The Why, What and How of Strategic Portfolio Management
By David Matheson 3 min read
SmartOrg periodically conducts exercises at conferences, seminars and continuing education classes to find out what executives think are the most important aspects of strategic portfolio management and how it should be applied in their organizations. We call these “commandments” for strategic portfolio management that distill the principles of SPM into simple statements, but since we are mere mortals, we think it’s wise to review these every so often.
Recently, SmartOrg taught a Stanford Center for Professional Development class on the subject of strategic portfolio management. We asked the participants to nominate new commandments and solicit votes for each from their peers in the class.
This exercise verified that the commandments hold up pretty well over time. We also realized that the commandments have structure: they cluster into “Why,” “What” and “How” commandments, but even within each cluster, there were some subtle variations.
And yes, there are thirteen commandments. (We noticed that too.)
“Use the portfolio process because it delivers business value, not just because it is a best practice” is a reminder that the tool is a means to a goal, not the goal itself. Always ask yourself how strategic portfolio management can tangibly advance the business goals of the company and deliver recognizable results.
“Support innovation and seek to farm oysters” addresses a common challenge with innovation in organizations: it gets crowded out by incremental projects. The portfolio process can be used to counteract this effect and make room for real innovation investments.
“Keep strategic and operational forums separate” means that operational issues and project management have no place in the strategic domain. Many organizations have “strategic” processes that have been co-opted by operational thinking, preventing effective focus on the question of where and how much to invest.
“Remember that a portfolio is more than the sum of its projects” means that portfolio decisions operate at multiple levels: synergy, balance, risk concentration, and strategy. The naive approach to portfolio is mere prioritization–find the best projects and stack them up. The wise know that just as a pile of sand behaves differently than the individual grains, a portfolio is qualitatively different than a collection of projects.

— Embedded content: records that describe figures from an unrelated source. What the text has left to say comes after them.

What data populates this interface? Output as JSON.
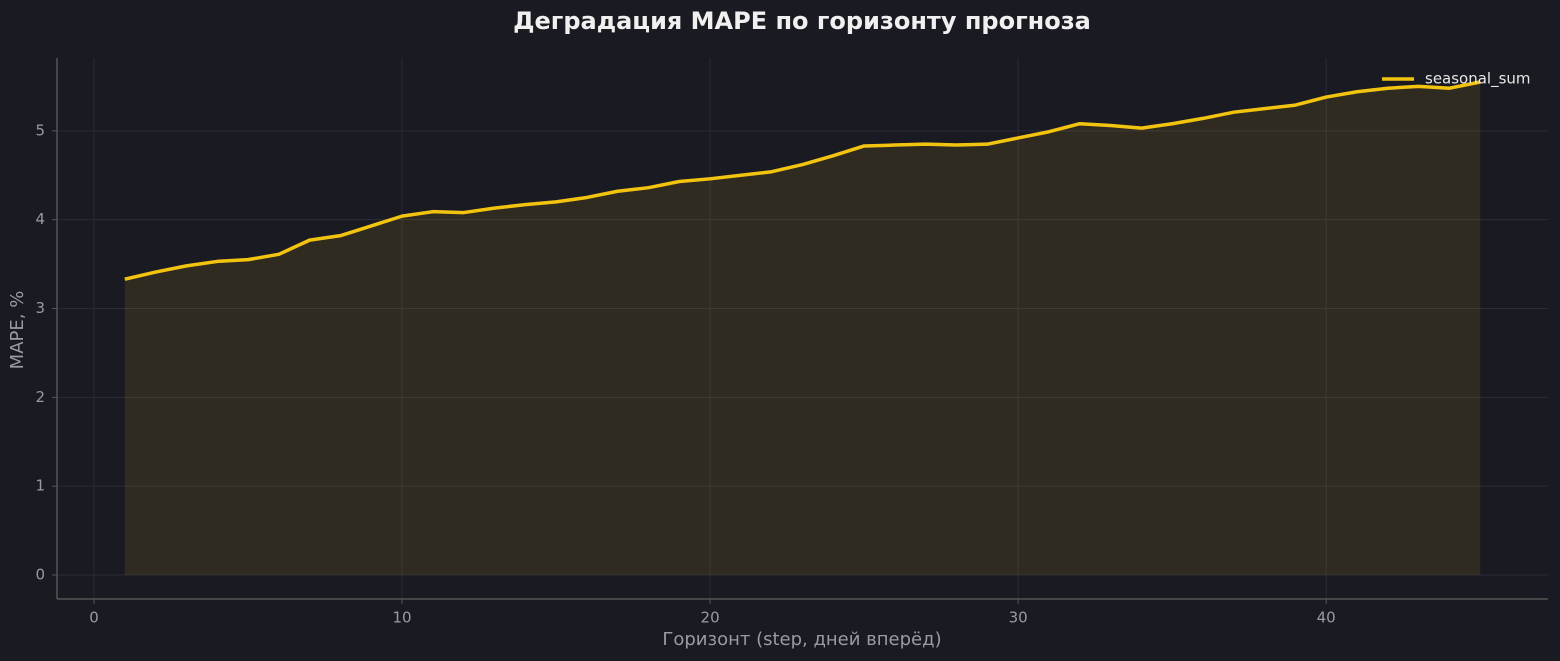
{
  "chart_data": {
    "type": "line",
    "title": "Деградация MAPE по горизонту прогноза",
    "xlabel": "Горизонт (step, дней вперёд)",
    "ylabel": "MAPE, %",
    "x": [
      1,
      2,
      3,
      4,
      5,
      6,
      7,
      8,
      9,
      10,
      11,
      12,
      13,
      14,
      15,
      16,
      17,
      18,
      19,
      20,
      21,
      22,
      23,
      24,
      25,
      26,
      27,
      28,
      29,
      30,
      31,
      32,
      33,
      34,
      35,
      36,
      37,
      38,
      39,
      40,
      41,
      42,
      43,
      44,
      45
    ],
    "series": [
      {
        "name": "seasonal_sum",
        "color": "#f2c40f",
        "values": [
          3.33,
          3.41,
          3.48,
          3.53,
          3.55,
          3.61,
          3.77,
          3.82,
          3.93,
          4.04,
          4.09,
          4.08,
          4.13,
          4.17,
          4.2,
          4.25,
          4.32,
          4.36,
          4.43,
          4.46,
          4.5,
          4.54,
          4.62,
          4.72,
          4.83,
          4.84,
          4.85,
          4.84,
          4.85,
          4.92,
          4.99,
          5.08,
          5.06,
          5.03,
          5.08,
          5.14,
          5.21,
          5.25,
          5.29,
          5.38,
          5.44,
          5.48,
          5.5,
          5.48,
          5.55
        ]
      }
    ],
    "xlim": [
      -1.2,
      47.2
    ],
    "ylim": [
      -0.27,
      5.82
    ],
    "xticks": [
      0,
      10,
      20,
      30,
      40
    ],
    "yticks": [
      0,
      1,
      2,
      3,
      4,
      5
    ],
    "grid": true,
    "fill_area": true,
    "legend": "upper right"
  }
}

“Listen to what the results tell you,” “Engage in decision conversations,” and “Treat the portfolio as a conflict resolution process” all reflect that strategic portfolio management provides a framework to remove politics, bias and preconceptions from portfolio decisions. SPM provides objective evidence that informs portfolio decision conversations. The ultimate goal is to make portfolio decisions that all parties can agree are objective, fair and geared toward realizing the greatest value.

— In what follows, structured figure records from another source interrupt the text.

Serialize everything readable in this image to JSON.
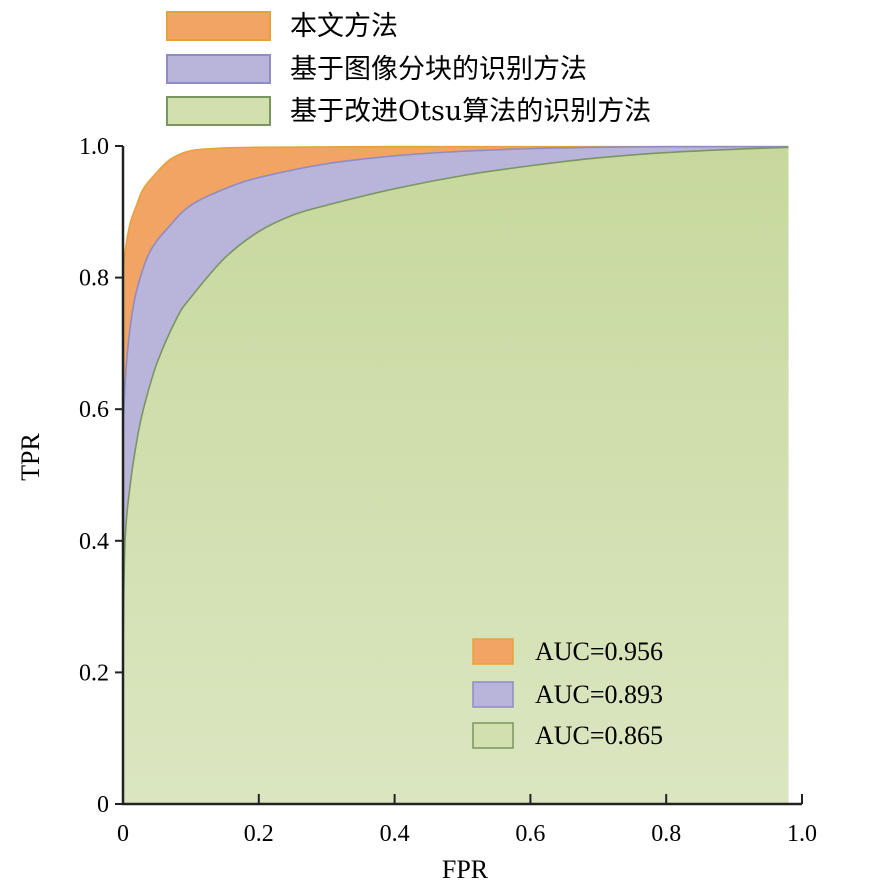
{
  "chart_data": {
    "type": "area",
    "xlabel": "FPR",
    "ylabel": "TPR",
    "xlim": [
      0,
      1.0
    ],
    "ylim": [
      0,
      1.0
    ],
    "x_ticks": [
      "0",
      "0.2",
      "0.4",
      "0.6",
      "0.8",
      "1.0"
    ],
    "y_ticks": [
      "0",
      "0.2",
      "0.4",
      "0.6",
      "0.8",
      "1.0"
    ],
    "grid": false,
    "legend_position": "top",
    "series": [
      {
        "name": "本文方法",
        "auc_label": "AUC=0.956",
        "color": "#f2a464",
        "border": "#e7a13a",
        "x": [
          0,
          0.002,
          0.01,
          0.02,
          0.03,
          0.05,
          0.07,
          0.1,
          0.15,
          0.2,
          0.4,
          0.6,
          0.8,
          0.98
        ],
        "y": [
          0.79,
          0.83,
          0.88,
          0.91,
          0.935,
          0.96,
          0.98,
          0.993,
          0.997,
          0.998,
          0.999,
          0.999,
          0.999,
          0.999
        ]
      },
      {
        "name": "基于图像分块的识别方法",
        "auc_label": "AUC=0.893",
        "color": "#b9b4da",
        "border": "#8f8cc4",
        "x": [
          0,
          0.003,
          0.01,
          0.02,
          0.04,
          0.07,
          0.1,
          0.15,
          0.2,
          0.3,
          0.4,
          0.5,
          0.6,
          0.7,
          0.8,
          0.98
        ],
        "y": [
          0.56,
          0.64,
          0.72,
          0.78,
          0.84,
          0.88,
          0.91,
          0.935,
          0.952,
          0.973,
          0.985,
          0.992,
          0.996,
          0.998,
          0.999,
          0.999
        ]
      },
      {
        "name": "基于改进Otsu算法的识别方法",
        "auc_label": "AUC=0.865",
        "color": "#d2e0ad",
        "border": "#7a9560",
        "x": [
          0,
          0.003,
          0.01,
          0.02,
          0.03,
          0.05,
          0.08,
          0.1,
          0.15,
          0.2,
          0.25,
          0.3,
          0.4,
          0.5,
          0.6,
          0.7,
          0.8,
          0.9,
          0.98
        ],
        "y": [
          0.24,
          0.4,
          0.48,
          0.55,
          0.6,
          0.67,
          0.74,
          0.77,
          0.83,
          0.87,
          0.895,
          0.91,
          0.935,
          0.955,
          0.97,
          0.982,
          0.99,
          0.995,
          0.998
        ]
      }
    ]
  }
}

“Embrace uncertainty” is a foundation of innovation, so that fear of risk doesn’t kill the pursuit of needed growth.
“Create alternatives” endorses the creation of many ideas and approaches, knowing that the strategic portfolio management process will winnow them down to the most valuable alternatives.
“Understand the efficient frontier” calls us to invest so we get the highest aggregate returns for the least investment, remembering that a portfolio is more than the sum of its projects. Portfolio evaluation tools can give great insight into how to structure your portfolio so that it extracts the greatest returns for the resources it uses.

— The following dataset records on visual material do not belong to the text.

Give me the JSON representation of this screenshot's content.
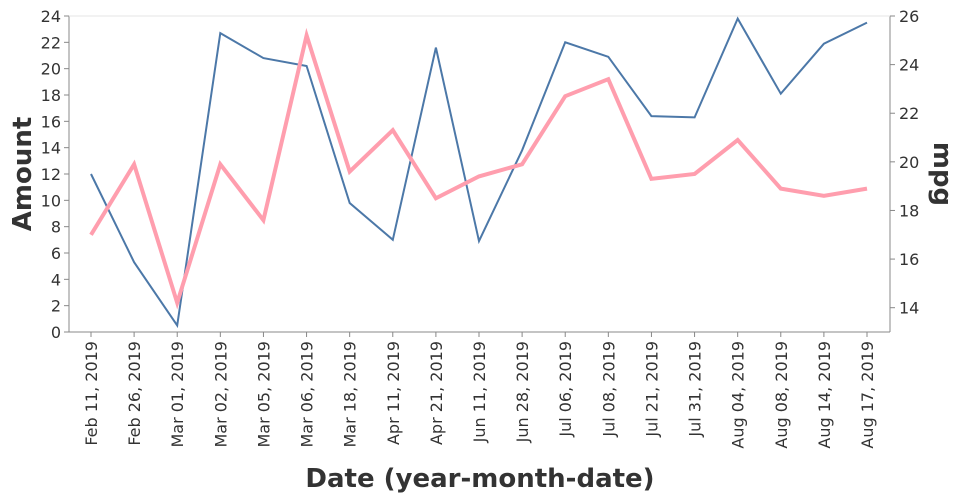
{
  "chart_data": {
    "type": "line",
    "title": "",
    "xlabel": "Date (year-month-date)",
    "ylabel_left": "Amount",
    "ylabel_right": "mpg",
    "categories": [
      "Feb 11, 2019",
      "Feb 26, 2019",
      "Mar 01, 2019",
      "Mar 02, 2019",
      "Mar 05, 2019",
      "Mar 06, 2019",
      "Mar 18, 2019",
      "Apr 11, 2019",
      "Apr 21, 2019",
      "Jun 11, 2019",
      "Jun 28, 2019",
      "Jul 06, 2019",
      "Jul 08, 2019",
      "Jul 21, 2019",
      "Jul 31, 2019",
      "Aug 04, 2019",
      "Aug 08, 2019",
      "Aug 14, 2019",
      "Aug 17, 2019"
    ],
    "ylim_left": [
      0,
      24
    ],
    "yticks_left": [
      0,
      2,
      4,
      6,
      8,
      10,
      12,
      14,
      16,
      18,
      20,
      22,
      24
    ],
    "ylim_right": [
      13,
      26
    ],
    "yticks_right": [
      14,
      16,
      18,
      20,
      22,
      24,
      26
    ],
    "grid": false,
    "legend": "none",
    "series": [
      {
        "axis": "left",
        "color": "#4c78a8",
        "values": [
          12.0,
          5.3,
          0.5,
          22.7,
          20.8,
          20.2,
          9.8,
          7.0,
          21.6,
          6.9,
          13.8,
          22.0,
          20.9,
          16.4,
          16.3,
          23.8,
          18.1,
          21.9,
          23.5
        ]
      },
      {
        "axis": "right",
        "color": "#ff9eae",
        "values": [
          17.0,
          19.9,
          14.2,
          19.9,
          17.6,
          25.2,
          19.6,
          21.3,
          18.5,
          19.4,
          19.9,
          22.7,
          23.4,
          19.3,
          19.5,
          20.9,
          18.9,
          18.6,
          18.9
        ]
      }
    ]
  }
}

“Use calibration to ensure credibility and comparability” reminds you to define and compare only like units so you make high-quality decisions with consistent and even-handed comparisons. Comparability is more important than accuracy in project evaluations. If the calibration step is missed, the result is garbage in, garbage-out processes. “Define and use clear and simple value metrics” likewise ensures the consistency of assessing and comparing value, and addresses the potential trap of overly complex evaluations with too many variables.
And “Get on with it!” is a call to action. After all, the process doesn’t create any value until somebody starts using it.